Horowitz and White talked to the RERRT, started building the dashboard, and then invited input from the CDPH. 

“The health department came at it from an epidemiological perspective. We came at it from a visual and storytelling perspective,” says Horowitz. When the CDPH team saw the visuals and the stories they told, they jumped in and contributed even more ideas. 

“I offered a wish list of every indicator that might be of interest to our stakeholders, and Slalom proposed a design that remarkably matched the vision,” says Nikhil Prachand, the director of epidemiology. “It didn’t take a lot of iteration. If some request pushed the capacity of the software or the design, they quickly found an alternate solution.” 

 

City of Chicago | Slalom

 

The most challenging work for the dashboard developer—an interactive feature Horowitz would “wake up thinking about”—is a pop-up scorecard that lists COVID-19 statistics for each zip code on a map. Users can compare their neighborhood’s scorecard against other areas of the city. It’s a feature the commissioner of public health references during her “Ask Dr. Arwady” show on Twitter and Facebook Live.  

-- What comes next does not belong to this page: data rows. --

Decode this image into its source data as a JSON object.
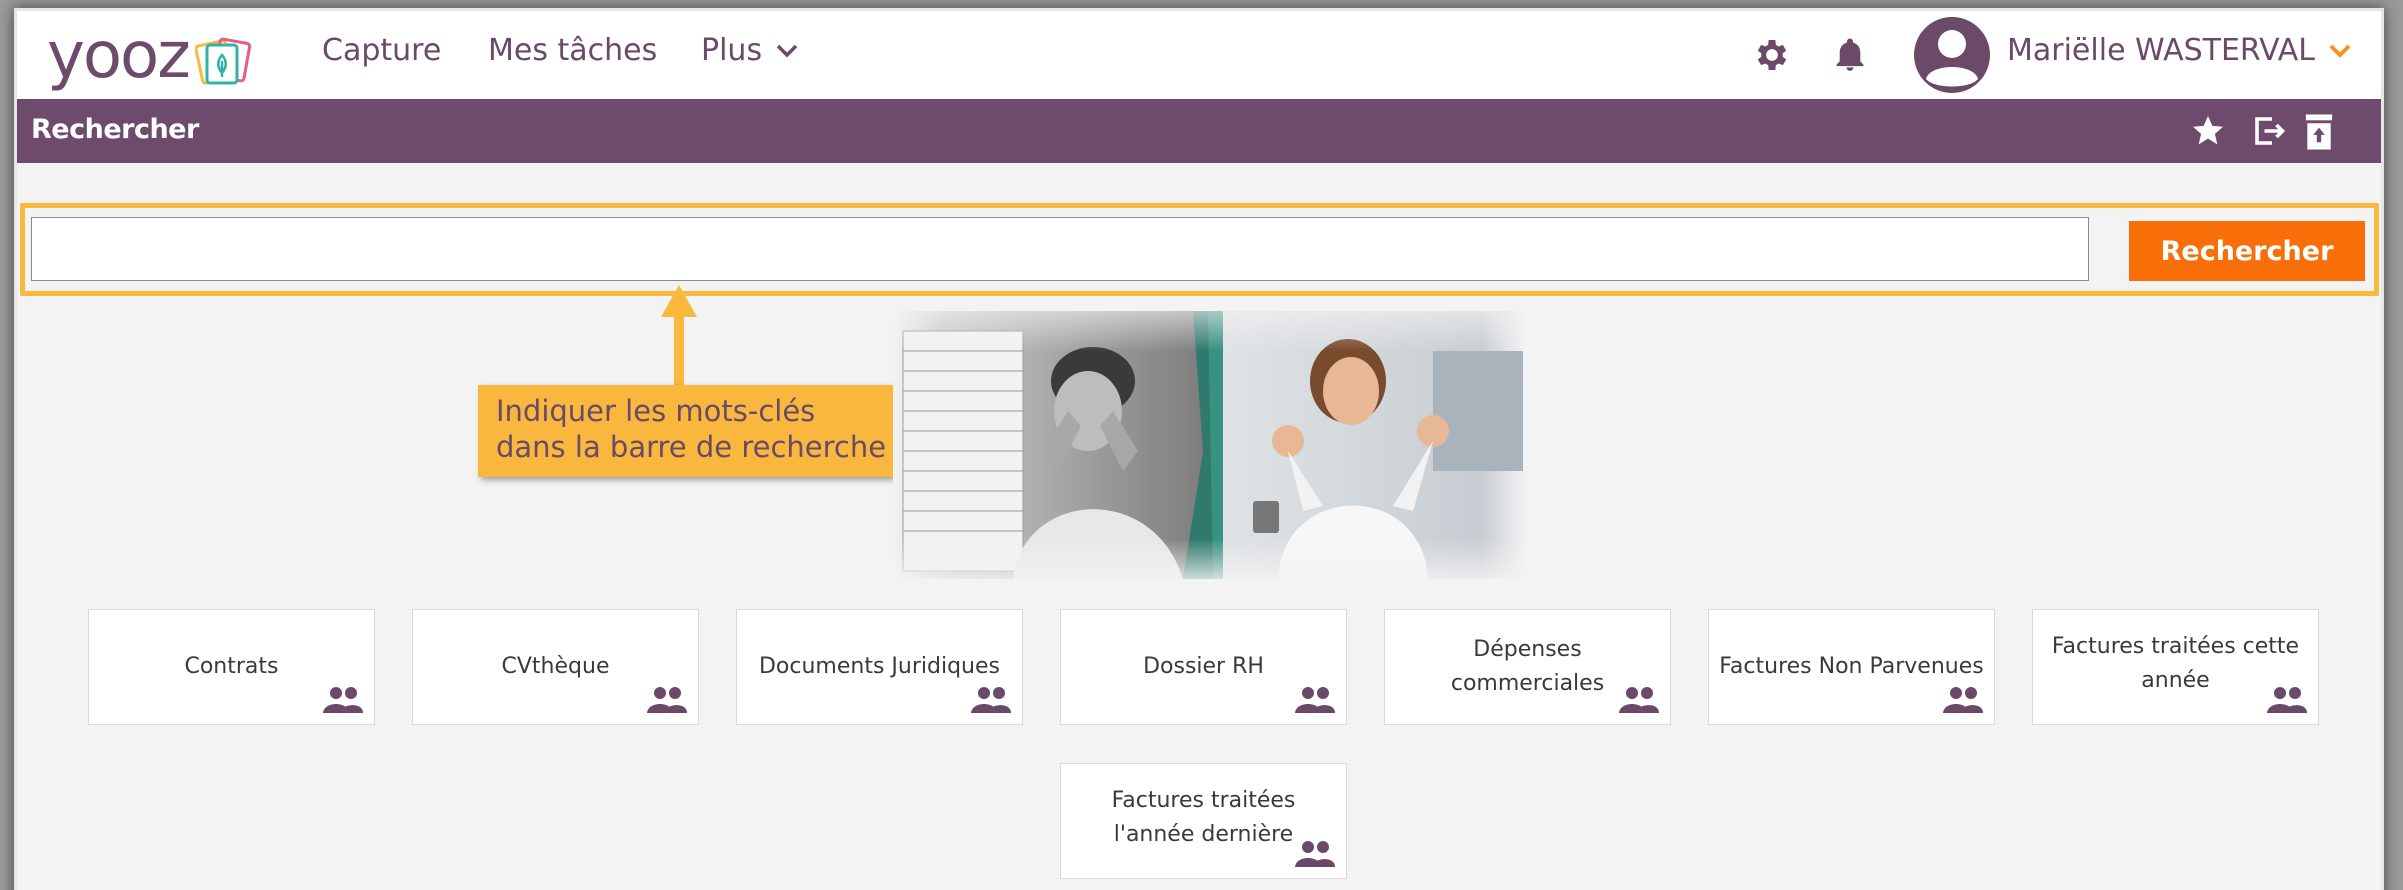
{
  "app": {
    "logo_text": "yooz",
    "brand_color": "#6e4b6c",
    "accent_color": "#f86f0a",
    "highlight_color": "#f8b93d"
  },
  "nav": {
    "items": [
      {
        "label": "Capture"
      },
      {
        "label": "Mes tâches"
      },
      {
        "label": "Plus"
      }
    ],
    "user_name": "Mariëlle WASTERVAL",
    "icons": [
      "gear-icon",
      "bell-icon",
      "user-avatar-icon",
      "chevron-down-icon"
    ]
  },
  "search_panel": {
    "title": "Rechercher",
    "header_icons": [
      "star-icon",
      "export-icon",
      "archive-icon"
    ],
    "input_value": "",
    "button_label": "Rechercher"
  },
  "annotation": {
    "line1": "Indiquer les mots-clés",
    "line2": "dans la barre de recherche"
  },
  "cards": [
    {
      "label": "Contrats",
      "icon": "shared-users-icon"
    },
    {
      "label": "CVthèque",
      "icon": "shared-users-icon"
    },
    {
      "label": "Documents Juridiques",
      "icon": "shared-users-icon"
    },
    {
      "label": "Dossier RH",
      "icon": "shared-users-icon"
    },
    {
      "label": "Dépenses commerciales",
      "icon": "shared-users-icon"
    },
    {
      "label": "Factures Non Parvenues",
      "icon": "shared-users-icon"
    },
    {
      "label": "Factures traitées cette année",
      "icon": "shared-users-icon"
    },
    {
      "label": "Factures traitées l'année dernière",
      "icon": "shared-users-icon"
    }
  ]
}
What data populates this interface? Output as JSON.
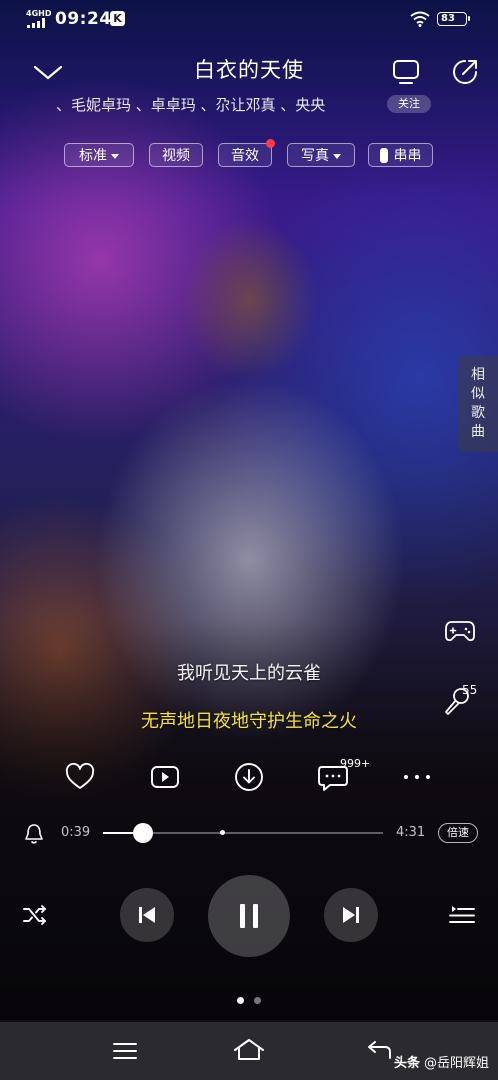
{
  "status_bar": {
    "network": "4GHD",
    "time": "09:24",
    "app_badge": "K",
    "battery": "83"
  },
  "song": {
    "title": "白衣的天使",
    "artists": "、毛妮卓玛 、卓卓玛 、尕让邓真 、央央",
    "follow_label": "关注"
  },
  "chips": {
    "standard": "标准",
    "video": "视频",
    "sound_effect": "音效",
    "photo": "写真",
    "chuanchuan": "串串"
  },
  "similar_songs": "相似歌曲",
  "lyrics": {
    "line1": "我听见天上的云雀",
    "line2": "无声地日夜地守护生命之火"
  },
  "singing_count": "55",
  "comment_count": "999+",
  "progress": {
    "current": "0:39",
    "total": "4:31",
    "fraction": 0.144,
    "speed_label": "倍速"
  },
  "pager": {
    "total": 2,
    "active": 0
  },
  "watermark": {
    "brand": "头条",
    "handle": "@岳阳辉姐"
  },
  "colors": {
    "current_lyric": "#f2e23a",
    "notification_dot": "#ff3b4a",
    "nav_bar": "#2b2b2f"
  }
}
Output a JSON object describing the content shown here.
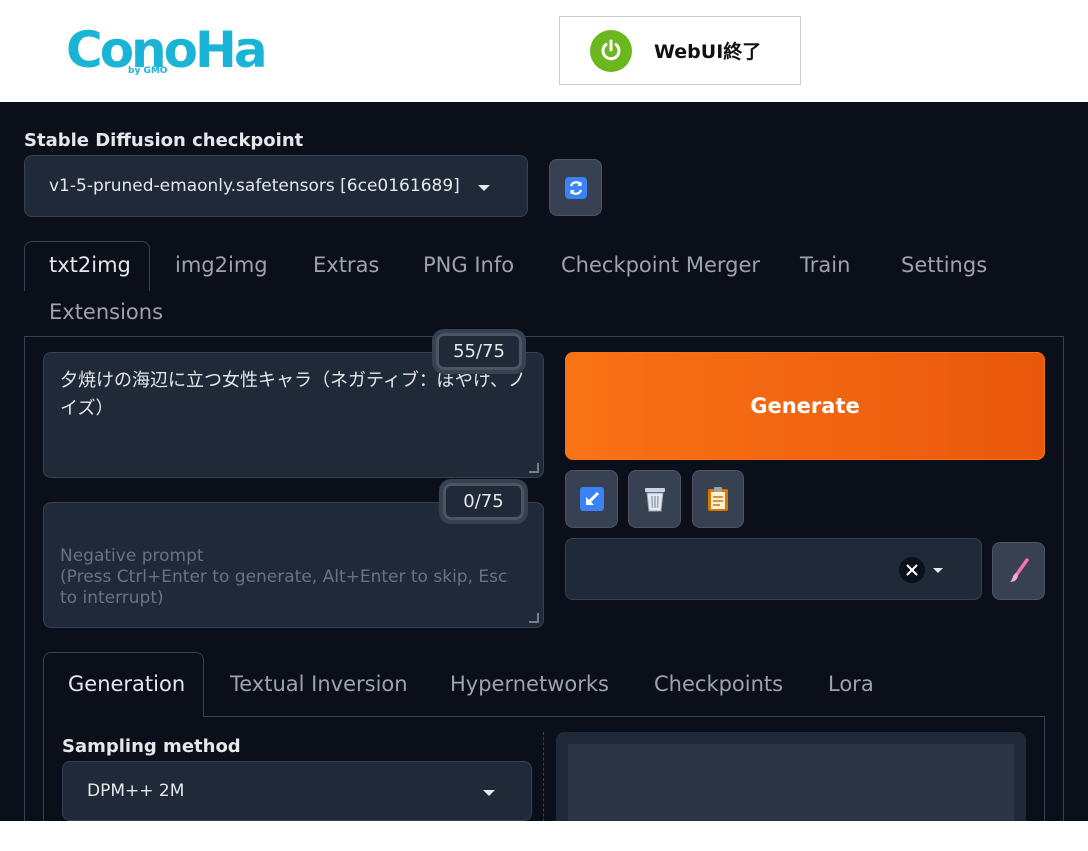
{
  "header": {
    "logo_text": "ConoHa",
    "logo_by": "by GMO",
    "quit_label": "WebUI終了"
  },
  "checkpoint": {
    "label": "Stable Diffusion checkpoint",
    "value": "v1-5-pruned-emaonly.safetensors [6ce0161689]"
  },
  "tabs": [
    {
      "label": "txt2img"
    },
    {
      "label": "img2img"
    },
    {
      "label": "Extras"
    },
    {
      "label": "PNG Info"
    },
    {
      "label": "Checkpoint Merger"
    },
    {
      "label": "Train"
    },
    {
      "label": "Settings"
    },
    {
      "label": "Extensions"
    }
  ],
  "prompt": {
    "counter": "55/75",
    "value": "夕焼けの海辺に立つ女性キャラ（ネガティブ：ぼやけ、ノイズ）"
  },
  "negative_prompt": {
    "counter": "0/75",
    "placeholder": "Negative prompt\n(Press Ctrl+Enter to generate, Alt+Enter to skip, Esc to interrupt)"
  },
  "generate_label": "Generate",
  "subtabs": [
    {
      "label": "Generation"
    },
    {
      "label": "Textual Inversion"
    },
    {
      "label": "Hypernetworks"
    },
    {
      "label": "Checkpoints"
    },
    {
      "label": "Lora"
    }
  ],
  "sampling": {
    "label": "Sampling method",
    "value": "DPM++ 2M"
  },
  "colors": {
    "accent": "#f97316",
    "background": "#0b0f19",
    "surface": "#1f2937",
    "logo": "#1ab4d6",
    "power": "#6ab71e"
  }
}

“I use the dashboard in my public teaching about COVID-19,” says Arwady. “I show them how to work the data controls, positivity rate, and how we’re doing from a testing equity standpoint across the city. I use it live to encourage others to do their own digging about their neighborhoods.” 

“Everyday citizens have become armchair epidemiologists,” says Prachand.  

The tool has saved the health department untold hours of work. Now, the CDPH team can spend their time on deeper analysis and solving emerging problems instead of responding to repetitive data requests. 

The dashboard is doing the work of a team of epidemiologists at the touch of a button.

Given the life-and-death nature of the pandemic, the decision to share the dashboard data was easy. “We’ve been committed to transparency. I want the people to see the same information we’re seeing,” says Arwady.  

Every morning, Arwady opens the dashboard during her 8:00 a.m. call with the mayor. “It’s really the centerpiece of our COVID response,” she says. Sometimes, other sources don’t line up with the information Arwady observes during her call, but it’s not a cause for concern. “We consider the dashboard the source of truth,” she says. 

The COVID-19 dashboard has even had a reach beyond simply informing people about public health statistics. A few Chicago nonprofits have used it as a grant-writing resource to help secure funding for disadvantaged communities. 

Moving forward 

For UX designer White, the COVID-19 dashboard represents “the real power that can happen when you merge data and design, and you do it in partnership with very smart, thoughtful, and passionate clients.” 

Every Slalom consultant involved in this project expressed gratitude at the chance to serve their local community. “This is the most impactful and most meaningful thing I’ve done in my career,” says Horowitz.